Officially, the Korean War ended on July 27, 1953, with the signing of a "truce" between the US-led coalition and North Korea. But the fighting raged on until April, 1956. The last three years of the war are not officially recognised as "war-fighting", even though there were many deadly conflicts fought in that time.

Eighteen Australian servicemen were killed during the "non-war". Two of them have their names listed on the war memorial. The other sixteen? Australian military history doesn't recognise them.

From 'The Australian' :

With Anzac Day less than a week away, a group of Korea veterans has renewed efforts to get official recognition for those forgotten 16 servicemen.

Bob Morris, who served two tours of duty in Korea with the navy, yesterday called on the federal Government to end the discrimination against those killed in the second stage of the war and to recognise all his comrades.

"We started this five years ago and we have been through five defence ministers and all but given up trying to get a hearing from the Prime Minister," Mr Morris, 75, said as he planned Anzac Day celebrations with some other Korea veterans in Nowra, on the NSW south coast.

"When you get a minister who is only 40 years old and who is surrounded by bureaucrats who have no idea about what happened more than 50 years ago, it is bloody hard."

Mr Morris said Defence bureaucrats had argued against his committee because in 1998 it was decided that deaths in Korea would be ruled "warlike or non-warlike".

"These men were all ... war-caused deaths - one was squashed between a tank and a truck, an army captain died of heat stroke and one army private froze to death in his tent.

"Others were killed by mines or by guerilla action - but everything was hushed up by the UN because there was supposed to be a truce."

Mr Morris said that after successive failures to get any response from John Howard's office, he had approached the Prime Minister when he was visiting Nowra last year.

"I got face to face with him and said I wanted to speak to him about this matter - but I got short-sheeted pretty quickly and palmed off to his principal private secretary."

Disgusting.
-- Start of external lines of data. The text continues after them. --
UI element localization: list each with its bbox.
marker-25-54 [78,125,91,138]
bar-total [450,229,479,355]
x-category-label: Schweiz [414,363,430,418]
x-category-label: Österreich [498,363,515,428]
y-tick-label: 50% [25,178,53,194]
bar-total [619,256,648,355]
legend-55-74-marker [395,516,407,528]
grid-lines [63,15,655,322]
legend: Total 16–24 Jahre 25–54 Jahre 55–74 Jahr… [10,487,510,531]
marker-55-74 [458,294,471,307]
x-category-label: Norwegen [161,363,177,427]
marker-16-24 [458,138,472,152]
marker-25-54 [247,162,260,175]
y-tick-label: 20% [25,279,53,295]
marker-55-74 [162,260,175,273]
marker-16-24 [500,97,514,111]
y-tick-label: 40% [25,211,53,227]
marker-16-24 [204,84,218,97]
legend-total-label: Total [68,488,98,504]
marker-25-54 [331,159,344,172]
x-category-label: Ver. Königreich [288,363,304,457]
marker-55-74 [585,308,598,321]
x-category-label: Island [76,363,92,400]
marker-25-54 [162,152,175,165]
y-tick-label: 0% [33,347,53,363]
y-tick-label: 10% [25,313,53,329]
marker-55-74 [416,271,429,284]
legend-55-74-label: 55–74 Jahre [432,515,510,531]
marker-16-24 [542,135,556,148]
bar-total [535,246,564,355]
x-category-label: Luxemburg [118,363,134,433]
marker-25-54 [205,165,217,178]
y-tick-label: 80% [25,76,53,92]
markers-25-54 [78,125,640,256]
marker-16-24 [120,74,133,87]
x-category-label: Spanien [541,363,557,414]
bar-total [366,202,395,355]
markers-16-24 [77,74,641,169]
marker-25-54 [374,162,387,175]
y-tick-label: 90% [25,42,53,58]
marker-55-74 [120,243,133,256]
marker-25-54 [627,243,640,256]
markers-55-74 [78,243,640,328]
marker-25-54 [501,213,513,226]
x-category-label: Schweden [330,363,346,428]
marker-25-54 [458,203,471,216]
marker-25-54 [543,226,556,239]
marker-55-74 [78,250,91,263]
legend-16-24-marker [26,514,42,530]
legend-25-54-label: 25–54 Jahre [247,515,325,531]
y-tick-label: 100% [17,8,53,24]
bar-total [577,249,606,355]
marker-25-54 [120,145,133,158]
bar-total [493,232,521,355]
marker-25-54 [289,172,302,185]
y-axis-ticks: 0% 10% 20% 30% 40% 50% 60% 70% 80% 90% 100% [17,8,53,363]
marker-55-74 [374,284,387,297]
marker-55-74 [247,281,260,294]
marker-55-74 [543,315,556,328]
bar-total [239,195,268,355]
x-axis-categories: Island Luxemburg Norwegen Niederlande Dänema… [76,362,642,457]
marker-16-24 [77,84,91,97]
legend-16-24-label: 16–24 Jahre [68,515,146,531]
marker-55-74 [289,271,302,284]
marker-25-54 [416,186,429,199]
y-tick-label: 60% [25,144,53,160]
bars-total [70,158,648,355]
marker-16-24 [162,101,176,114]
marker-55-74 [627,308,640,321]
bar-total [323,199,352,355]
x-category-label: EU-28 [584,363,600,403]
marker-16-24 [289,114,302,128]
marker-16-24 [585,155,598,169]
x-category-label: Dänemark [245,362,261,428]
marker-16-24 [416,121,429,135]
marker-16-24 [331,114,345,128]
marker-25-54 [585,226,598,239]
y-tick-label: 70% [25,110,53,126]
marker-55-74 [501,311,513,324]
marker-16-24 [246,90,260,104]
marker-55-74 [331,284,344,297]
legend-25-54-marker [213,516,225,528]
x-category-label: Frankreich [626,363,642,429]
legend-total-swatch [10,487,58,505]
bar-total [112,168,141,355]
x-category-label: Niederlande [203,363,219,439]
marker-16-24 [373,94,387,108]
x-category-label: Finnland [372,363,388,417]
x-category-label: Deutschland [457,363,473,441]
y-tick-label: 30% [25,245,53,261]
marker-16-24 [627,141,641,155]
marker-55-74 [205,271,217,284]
Isn't the Korean War popular enough with middle-class Australia to warrant the prime minister's attention? These unrecognised Australian soldiers fought and died in a war committed to by Howard's hero, prime minister Robert Menzies. Bob Morris hopes that a Liberal government, then, "would fix things up."

They might get a better run from the Rudd Opposition.

"ALP MP Robert McClelland moved a motion in the house (of Representatives) last year to get us recognition but it failed," Mr Morris said. "But since then Kevin Rudd has come on board and promised to address the matter if he wins the next election."

Morris is worried that time is ticking away, and although he manages to get a bit of attention for his cause each year when ANZAC Day comes around, the years are getting on, as are his fellow Korea veterans. They're not asking for much. Just recognition for the mates they lost in the war.
"If something isn't done soon, we'll all be gone and our grandchildren won't know what we went through."